In conjunction with an article on Arnold Genthe’s pioneering work and prominent career as portrait photographer published on the Immigrant Entrepreneurship website, the GHI is hosting an exhibit featuring twenty reproductions of Genthe’s photographs. The copies were acquired from the vast Genthe collection at the Library of Congress and the California Historical Society.
As part of the well-attended opening event on February 25, the curator of the exhibit, Marina Kaneti, delivered a lecture on Genthe’s multifaceted understanding of beauty and the various ways in which Genthe uniquely captured beauty in an extraordinary variety of subjects and compositions. True to his intellectual and artistic upbringing in Hamburg, Jena, and Berlin, Genthe’s photography was influenced, on the one hand, by Hegel’s aesthetics, particularly Hegel’s understanding of art as a unique representation of the free spirit. On the other hand, Genthe’s artistic vision, eye for composition, and subject line closely resembled the work of his mentor and distant relative, the renowned German painter Adolf Menzel.
Invariably, Genthe’s ability to capture beauty – be that the movement of a dancer, a facial expression, or a field sprinkled with ruby-red poppies – also reflected his unique skill and ingenious technique known as the Genthe style. Guided by the principle “to never to permit the sitter to be conscious of the exact moment when the picture is being taken, be it in the studio or out of doors,” Genthe was not only able to capture something of the real character and personality of his sitters, but also became “the first professional photographer to give people portraits that were more than mere surface records.” Much of his technique was developed during his early attempts at photography when, fascinated with San Francisco Chinatown, Genthe would spend countless hours waiting for the right combination of lighting and people-composition to occur. A number of Genthe’s Chinatown photographs are on display at the GHI.
In addition to spiritual radiance and nobility of features, which he captured in many of his portraits, Genthe saw beauty in the graceful freedom of movement. Most prominently, he associated such type of beauty with the development of modern dance. In modern dance, particularly the artistic vision and ground-breaking work of Isadora Duncan and her students, Genthe saw the birth of an authentic American artistic tradition. Meticulously, in the course of three decades, he saw and recorded with his camera the blossoming of this artistic tradition. As a true artist, in his work on dance he was guided by the principle that “Unless a pose indicates the preceding as well as the following movement, be it rapid or slow, a suggestion of motion – fluent, dynamic, natural – cannot be conveyed.” The GHI was fortunate to have dancers Cynthia Word and Ingrid Zimmer of Word Dance Theater perform four dances in the style of Isadora Duncan during the exhibition opening.

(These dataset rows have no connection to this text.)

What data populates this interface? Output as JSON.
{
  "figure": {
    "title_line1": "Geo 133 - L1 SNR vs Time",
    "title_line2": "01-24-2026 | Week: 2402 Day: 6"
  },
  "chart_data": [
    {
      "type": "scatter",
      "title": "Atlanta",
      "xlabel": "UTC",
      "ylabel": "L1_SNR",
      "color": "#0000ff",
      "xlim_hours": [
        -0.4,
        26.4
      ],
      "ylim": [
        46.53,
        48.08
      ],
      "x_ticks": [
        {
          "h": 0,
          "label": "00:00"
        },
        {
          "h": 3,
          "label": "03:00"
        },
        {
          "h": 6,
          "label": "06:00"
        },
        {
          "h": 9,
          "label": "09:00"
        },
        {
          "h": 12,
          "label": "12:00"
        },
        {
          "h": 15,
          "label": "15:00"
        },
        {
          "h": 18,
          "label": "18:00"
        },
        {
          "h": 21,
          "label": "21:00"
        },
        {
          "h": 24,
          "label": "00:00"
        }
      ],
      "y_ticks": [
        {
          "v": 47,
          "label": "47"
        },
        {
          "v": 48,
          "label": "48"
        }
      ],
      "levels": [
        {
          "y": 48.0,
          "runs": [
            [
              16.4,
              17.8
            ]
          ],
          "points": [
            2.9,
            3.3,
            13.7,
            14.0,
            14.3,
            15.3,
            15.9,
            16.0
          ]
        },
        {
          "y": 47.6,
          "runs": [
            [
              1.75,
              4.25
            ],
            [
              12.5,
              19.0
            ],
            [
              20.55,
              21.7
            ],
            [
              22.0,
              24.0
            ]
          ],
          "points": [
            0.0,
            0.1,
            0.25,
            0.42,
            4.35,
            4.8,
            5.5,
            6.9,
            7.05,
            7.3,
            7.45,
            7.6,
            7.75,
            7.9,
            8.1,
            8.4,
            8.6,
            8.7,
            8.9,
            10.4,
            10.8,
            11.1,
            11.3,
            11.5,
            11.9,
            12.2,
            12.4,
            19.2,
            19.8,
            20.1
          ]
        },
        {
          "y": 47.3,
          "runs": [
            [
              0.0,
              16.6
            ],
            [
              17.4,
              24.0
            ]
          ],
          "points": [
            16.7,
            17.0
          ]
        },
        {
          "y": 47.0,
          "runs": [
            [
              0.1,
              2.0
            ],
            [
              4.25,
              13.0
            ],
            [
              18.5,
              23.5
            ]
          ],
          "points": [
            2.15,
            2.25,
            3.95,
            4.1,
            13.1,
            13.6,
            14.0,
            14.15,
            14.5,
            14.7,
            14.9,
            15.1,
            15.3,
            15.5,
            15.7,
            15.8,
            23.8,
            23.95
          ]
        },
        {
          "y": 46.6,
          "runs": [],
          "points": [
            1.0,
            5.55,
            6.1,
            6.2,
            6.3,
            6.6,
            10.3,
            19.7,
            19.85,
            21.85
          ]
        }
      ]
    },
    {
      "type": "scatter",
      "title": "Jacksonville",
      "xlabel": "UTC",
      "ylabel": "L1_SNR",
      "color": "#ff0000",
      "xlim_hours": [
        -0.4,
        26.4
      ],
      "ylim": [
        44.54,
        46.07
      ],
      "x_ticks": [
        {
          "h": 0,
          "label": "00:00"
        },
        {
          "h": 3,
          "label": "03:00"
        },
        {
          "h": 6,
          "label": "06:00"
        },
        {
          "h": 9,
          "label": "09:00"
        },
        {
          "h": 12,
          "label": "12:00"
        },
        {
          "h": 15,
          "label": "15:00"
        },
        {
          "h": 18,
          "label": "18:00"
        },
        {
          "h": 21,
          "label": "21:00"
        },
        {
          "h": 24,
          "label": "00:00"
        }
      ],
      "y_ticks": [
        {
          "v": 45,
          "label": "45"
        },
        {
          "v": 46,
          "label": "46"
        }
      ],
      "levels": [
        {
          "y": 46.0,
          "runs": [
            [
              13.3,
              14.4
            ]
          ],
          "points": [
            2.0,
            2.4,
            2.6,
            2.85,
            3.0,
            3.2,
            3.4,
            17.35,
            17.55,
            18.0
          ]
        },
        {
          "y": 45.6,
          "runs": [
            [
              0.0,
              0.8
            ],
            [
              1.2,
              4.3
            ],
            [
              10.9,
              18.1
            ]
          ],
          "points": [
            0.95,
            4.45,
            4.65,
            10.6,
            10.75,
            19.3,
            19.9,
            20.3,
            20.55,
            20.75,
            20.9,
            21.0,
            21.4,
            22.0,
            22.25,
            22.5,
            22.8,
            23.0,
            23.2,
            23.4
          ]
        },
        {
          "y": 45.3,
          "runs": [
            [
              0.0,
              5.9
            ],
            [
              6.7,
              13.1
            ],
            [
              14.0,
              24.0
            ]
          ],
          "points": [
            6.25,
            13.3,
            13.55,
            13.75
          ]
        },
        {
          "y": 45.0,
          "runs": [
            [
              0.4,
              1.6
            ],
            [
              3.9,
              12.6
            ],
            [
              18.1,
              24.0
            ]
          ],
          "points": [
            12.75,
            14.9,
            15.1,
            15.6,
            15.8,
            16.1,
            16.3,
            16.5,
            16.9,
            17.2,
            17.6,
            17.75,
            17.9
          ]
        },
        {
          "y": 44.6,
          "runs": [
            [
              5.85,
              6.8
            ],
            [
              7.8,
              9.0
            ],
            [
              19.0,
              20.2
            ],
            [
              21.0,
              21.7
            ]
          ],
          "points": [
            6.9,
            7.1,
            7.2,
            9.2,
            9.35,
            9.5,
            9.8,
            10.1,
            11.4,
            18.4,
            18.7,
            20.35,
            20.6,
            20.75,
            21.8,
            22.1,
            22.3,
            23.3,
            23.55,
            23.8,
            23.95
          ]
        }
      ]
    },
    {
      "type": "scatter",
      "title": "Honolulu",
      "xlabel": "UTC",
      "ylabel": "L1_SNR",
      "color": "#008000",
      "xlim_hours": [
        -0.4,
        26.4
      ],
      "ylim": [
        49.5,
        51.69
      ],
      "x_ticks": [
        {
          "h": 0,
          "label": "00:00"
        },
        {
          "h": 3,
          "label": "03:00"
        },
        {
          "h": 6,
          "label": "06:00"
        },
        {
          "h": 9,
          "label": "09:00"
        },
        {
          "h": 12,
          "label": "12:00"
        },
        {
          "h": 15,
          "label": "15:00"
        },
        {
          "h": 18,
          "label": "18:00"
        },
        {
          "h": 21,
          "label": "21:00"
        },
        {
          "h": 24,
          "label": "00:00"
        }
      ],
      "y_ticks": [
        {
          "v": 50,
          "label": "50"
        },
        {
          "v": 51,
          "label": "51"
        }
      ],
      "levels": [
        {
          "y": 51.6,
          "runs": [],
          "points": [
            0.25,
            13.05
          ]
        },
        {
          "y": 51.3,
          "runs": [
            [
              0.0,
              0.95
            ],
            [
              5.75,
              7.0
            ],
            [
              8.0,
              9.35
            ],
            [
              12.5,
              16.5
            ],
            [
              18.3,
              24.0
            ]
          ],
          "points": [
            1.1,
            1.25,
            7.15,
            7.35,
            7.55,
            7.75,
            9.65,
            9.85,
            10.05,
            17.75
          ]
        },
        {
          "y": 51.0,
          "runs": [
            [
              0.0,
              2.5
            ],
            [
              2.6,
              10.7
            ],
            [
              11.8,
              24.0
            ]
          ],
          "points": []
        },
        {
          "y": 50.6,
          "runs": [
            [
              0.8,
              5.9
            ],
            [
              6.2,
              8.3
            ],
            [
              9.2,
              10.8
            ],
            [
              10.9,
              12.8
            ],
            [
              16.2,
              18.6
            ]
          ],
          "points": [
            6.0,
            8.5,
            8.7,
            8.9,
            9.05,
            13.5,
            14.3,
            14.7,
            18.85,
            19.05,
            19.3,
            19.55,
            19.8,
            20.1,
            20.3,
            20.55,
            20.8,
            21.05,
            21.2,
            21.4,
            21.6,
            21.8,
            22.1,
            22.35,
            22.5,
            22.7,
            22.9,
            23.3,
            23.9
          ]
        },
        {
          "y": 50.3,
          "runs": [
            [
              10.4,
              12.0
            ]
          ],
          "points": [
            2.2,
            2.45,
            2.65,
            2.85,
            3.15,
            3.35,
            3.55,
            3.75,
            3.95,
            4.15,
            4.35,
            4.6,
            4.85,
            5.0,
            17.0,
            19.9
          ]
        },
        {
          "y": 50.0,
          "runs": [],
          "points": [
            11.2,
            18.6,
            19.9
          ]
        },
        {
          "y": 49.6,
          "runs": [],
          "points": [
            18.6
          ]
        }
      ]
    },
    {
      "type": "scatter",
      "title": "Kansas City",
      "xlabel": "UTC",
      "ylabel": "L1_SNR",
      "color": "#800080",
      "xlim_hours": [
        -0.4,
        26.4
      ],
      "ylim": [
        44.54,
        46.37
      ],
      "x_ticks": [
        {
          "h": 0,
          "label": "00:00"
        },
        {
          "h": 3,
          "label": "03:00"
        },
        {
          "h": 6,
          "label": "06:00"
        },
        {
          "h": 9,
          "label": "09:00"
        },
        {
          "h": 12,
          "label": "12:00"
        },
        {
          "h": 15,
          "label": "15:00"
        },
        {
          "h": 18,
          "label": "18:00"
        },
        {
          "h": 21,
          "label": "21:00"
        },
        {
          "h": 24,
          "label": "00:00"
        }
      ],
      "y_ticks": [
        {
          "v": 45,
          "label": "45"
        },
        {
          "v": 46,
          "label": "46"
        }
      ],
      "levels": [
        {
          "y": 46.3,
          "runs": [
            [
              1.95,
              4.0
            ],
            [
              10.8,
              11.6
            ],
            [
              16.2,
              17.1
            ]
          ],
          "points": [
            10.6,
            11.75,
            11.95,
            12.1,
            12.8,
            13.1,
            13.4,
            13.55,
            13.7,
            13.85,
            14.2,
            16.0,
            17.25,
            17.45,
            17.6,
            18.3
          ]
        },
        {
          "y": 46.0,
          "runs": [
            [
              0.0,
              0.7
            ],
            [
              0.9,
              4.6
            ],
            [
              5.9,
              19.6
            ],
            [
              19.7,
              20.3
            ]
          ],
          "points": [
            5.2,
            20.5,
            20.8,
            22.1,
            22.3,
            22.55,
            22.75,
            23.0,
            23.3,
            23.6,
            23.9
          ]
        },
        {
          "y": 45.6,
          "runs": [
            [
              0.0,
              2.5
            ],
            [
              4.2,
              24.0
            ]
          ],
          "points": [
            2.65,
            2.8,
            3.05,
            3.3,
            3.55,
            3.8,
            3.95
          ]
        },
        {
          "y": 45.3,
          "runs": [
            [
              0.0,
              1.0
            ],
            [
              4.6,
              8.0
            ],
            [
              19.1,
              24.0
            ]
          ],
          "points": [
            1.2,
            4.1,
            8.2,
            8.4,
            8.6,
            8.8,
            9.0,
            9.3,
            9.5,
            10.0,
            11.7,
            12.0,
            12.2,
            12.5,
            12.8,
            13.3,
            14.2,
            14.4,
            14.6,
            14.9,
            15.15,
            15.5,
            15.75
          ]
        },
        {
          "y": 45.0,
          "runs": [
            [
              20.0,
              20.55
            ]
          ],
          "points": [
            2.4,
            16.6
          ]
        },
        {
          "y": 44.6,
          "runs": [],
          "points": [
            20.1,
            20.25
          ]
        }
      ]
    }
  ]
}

The camera – Genthe remarked repeatedly – teaches us how to see. And as one may add: Genthe’s camera teaches us how to see beauty, and beauty is everywhere where there is a freedom of expression and movement. The exhibition “Visions of Beauty: Arnold Genthe and the Art of Photography” will be on view at the German Historical Institute until April 30 (opening hours Monday-Thursday 9-5 pm, Friday 9-3 pm).